/hands-on-spark

Hands on experience on Apache Spark

Primary LanguageJupyter NotebookMIT LicenseMIT

Installation

  1. Visit Apache Spark Downloads page

    http://spark.apache.org/downloads.html

  2. Select following options

    1. Choose a Spark release: 2.2.x or greater (I'll be using 2.2.1)
    2. Choose a package type: Pre-built for Apache Hadoop 2.7 and later
    3. Download Spark: spark-2.2.1-bin-hadoop2.7.tgz

    Download that tar compressed file to your local machine.

  3. After downloading the compressed file, unzip it to desired location:

    $ tar -xvzf spark-2.2.1-bin-hadoop2.7.tgz -C ~/tools/spark-2.2.1/

  4. Setting up the environment for Spark:

    To set up environment variable:

    Add following lines to your ~/.bashrc

    export SPARK_HOME=/Users/nipunsadvilkar/tools/spark-2.2.1-bin-hadoop2.7
    export PATH=$SPARK_HOME/bin:$PATH

    Make sure you change the path in SPARK_HOME as per your spark software file are located. Reload your ~/.bashrc file using:

    $ source ~/.bashrc
    
  5. That's all! Spark has been set-up. Try running pyspark command to use Spark from Python.
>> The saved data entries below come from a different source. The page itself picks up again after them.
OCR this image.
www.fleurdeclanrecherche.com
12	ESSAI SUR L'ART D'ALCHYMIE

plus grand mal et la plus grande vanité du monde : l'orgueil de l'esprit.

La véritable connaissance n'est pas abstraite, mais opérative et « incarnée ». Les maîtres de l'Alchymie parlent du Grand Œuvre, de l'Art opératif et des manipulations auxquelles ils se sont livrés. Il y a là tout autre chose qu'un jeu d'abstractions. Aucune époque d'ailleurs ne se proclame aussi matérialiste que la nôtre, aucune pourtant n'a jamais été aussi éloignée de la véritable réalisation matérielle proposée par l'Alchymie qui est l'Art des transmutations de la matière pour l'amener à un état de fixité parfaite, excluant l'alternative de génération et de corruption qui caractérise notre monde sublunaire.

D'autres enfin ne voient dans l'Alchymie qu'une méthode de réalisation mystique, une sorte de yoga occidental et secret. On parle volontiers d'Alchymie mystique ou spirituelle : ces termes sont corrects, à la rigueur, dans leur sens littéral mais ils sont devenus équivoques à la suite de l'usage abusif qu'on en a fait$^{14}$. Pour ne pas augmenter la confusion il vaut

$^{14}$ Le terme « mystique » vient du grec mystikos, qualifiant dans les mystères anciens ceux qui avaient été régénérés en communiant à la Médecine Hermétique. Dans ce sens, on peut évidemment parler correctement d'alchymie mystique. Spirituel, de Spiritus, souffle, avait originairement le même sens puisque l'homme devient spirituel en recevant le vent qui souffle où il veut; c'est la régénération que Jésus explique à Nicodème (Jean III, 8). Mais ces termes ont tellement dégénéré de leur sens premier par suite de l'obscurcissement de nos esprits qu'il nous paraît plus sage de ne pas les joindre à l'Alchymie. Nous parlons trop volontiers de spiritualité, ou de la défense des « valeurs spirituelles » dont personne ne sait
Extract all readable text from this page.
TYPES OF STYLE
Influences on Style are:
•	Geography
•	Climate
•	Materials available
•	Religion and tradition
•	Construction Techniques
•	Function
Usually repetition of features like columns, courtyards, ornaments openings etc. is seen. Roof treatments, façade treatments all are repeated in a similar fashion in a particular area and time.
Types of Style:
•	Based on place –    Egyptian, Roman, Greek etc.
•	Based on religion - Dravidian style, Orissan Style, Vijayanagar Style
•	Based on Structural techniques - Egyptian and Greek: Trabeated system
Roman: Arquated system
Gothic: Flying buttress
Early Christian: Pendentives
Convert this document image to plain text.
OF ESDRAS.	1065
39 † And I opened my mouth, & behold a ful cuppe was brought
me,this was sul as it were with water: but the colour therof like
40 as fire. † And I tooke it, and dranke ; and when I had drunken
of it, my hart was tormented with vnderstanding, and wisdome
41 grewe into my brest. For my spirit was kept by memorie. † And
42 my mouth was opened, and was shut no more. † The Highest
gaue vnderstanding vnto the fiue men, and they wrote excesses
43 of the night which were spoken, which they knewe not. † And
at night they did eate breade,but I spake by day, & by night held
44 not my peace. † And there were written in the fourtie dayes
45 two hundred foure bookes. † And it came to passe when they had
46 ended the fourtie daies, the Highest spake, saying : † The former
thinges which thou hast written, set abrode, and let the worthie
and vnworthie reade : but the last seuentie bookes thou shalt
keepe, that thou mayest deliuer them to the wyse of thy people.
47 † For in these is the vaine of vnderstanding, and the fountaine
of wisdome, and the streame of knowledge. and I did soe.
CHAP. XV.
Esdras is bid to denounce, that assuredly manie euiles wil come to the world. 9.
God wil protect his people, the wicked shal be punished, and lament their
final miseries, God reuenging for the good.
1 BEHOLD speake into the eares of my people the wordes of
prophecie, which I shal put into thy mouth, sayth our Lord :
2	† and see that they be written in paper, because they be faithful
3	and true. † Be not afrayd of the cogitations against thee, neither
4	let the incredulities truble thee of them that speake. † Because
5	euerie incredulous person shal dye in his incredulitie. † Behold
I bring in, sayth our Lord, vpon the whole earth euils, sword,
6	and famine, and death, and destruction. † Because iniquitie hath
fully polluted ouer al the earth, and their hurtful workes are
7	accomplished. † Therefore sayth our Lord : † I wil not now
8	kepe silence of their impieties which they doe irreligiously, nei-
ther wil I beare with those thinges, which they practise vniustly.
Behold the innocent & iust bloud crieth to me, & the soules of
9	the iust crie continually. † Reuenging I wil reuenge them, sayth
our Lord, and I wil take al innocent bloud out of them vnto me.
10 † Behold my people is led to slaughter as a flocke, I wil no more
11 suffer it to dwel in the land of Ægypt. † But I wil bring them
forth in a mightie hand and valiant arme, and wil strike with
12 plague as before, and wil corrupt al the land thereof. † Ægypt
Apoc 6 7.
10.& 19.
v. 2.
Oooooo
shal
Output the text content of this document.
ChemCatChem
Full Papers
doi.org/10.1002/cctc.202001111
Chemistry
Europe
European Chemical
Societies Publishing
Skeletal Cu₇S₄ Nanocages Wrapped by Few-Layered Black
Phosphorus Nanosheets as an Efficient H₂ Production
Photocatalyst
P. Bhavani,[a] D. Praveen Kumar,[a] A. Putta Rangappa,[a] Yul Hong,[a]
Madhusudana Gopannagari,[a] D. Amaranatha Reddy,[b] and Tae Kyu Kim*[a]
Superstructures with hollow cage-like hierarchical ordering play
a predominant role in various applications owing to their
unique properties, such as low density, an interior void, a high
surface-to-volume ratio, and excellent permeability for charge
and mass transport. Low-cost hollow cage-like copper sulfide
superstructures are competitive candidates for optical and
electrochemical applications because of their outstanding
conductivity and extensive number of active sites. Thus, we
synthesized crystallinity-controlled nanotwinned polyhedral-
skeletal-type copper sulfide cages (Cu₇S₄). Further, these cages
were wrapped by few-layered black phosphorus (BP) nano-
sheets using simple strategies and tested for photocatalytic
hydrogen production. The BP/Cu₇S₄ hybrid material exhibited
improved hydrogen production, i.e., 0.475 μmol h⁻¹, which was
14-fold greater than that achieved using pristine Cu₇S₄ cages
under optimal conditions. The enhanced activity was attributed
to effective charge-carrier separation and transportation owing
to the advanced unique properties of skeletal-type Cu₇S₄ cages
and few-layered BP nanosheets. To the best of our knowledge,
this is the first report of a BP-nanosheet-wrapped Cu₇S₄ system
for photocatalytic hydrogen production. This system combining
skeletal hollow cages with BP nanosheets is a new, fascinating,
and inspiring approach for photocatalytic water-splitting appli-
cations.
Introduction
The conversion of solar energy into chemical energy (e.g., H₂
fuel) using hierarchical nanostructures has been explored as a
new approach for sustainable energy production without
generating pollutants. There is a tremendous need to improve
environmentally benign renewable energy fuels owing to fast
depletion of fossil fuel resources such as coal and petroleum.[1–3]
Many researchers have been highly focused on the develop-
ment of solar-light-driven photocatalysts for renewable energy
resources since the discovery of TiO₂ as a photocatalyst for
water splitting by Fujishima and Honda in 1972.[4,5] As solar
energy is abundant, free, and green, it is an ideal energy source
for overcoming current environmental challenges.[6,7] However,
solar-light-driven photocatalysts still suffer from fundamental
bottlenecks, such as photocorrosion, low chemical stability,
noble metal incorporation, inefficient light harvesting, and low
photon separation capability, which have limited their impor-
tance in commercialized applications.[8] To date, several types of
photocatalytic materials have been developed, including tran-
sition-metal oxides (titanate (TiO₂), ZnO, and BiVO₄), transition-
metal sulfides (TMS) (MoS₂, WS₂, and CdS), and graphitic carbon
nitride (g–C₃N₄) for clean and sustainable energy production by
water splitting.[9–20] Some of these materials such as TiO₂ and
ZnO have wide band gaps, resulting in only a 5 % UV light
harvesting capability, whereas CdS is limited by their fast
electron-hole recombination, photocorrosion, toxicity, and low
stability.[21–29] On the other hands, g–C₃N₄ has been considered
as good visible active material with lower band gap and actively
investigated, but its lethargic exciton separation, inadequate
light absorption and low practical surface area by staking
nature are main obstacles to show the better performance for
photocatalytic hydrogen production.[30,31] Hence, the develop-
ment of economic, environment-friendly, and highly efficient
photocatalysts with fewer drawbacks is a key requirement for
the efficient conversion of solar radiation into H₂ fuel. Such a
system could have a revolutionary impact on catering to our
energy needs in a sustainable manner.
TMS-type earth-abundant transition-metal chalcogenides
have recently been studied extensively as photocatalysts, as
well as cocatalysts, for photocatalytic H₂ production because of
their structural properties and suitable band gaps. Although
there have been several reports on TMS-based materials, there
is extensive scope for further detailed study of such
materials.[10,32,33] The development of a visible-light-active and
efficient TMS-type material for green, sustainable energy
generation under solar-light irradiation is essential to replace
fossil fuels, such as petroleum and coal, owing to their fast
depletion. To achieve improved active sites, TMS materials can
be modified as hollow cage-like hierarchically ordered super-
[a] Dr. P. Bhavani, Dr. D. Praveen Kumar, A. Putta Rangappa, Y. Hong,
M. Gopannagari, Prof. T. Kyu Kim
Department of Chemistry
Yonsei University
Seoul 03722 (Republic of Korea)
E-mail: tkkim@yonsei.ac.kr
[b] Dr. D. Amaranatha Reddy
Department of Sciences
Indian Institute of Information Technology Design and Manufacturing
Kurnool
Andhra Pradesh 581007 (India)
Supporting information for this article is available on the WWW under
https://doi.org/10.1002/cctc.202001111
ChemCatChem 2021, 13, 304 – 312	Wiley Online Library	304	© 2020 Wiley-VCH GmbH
Pyspark in Jupyter Notebook

Two methods to do so.

  1. Configure PySpark driver Update PySpark driver environment variables: add these lines to your ~/.bashrc (or ~/.zshrc) file.

    export PYSPARK_DRIVER_PYTHON=jupyter
    export PYSPARK_DRIVER_PYTHON_OPTS='notebook'

    Restart your terminal and launch PySpark again:

    $ pyspark

    Now, this command should start a Jupyter Notebook in your web browser.

  2. Using findspark module

    findSpark package is not specific to Jupyter Notebook, you can use this trick in your favorite IDE too.

    To install findspark:

    $ pip install findspark

    Irrespective of Jupyter notebook/Python script all you need to do to use spark is add following line in your code:

    import findspark
    findspark.init()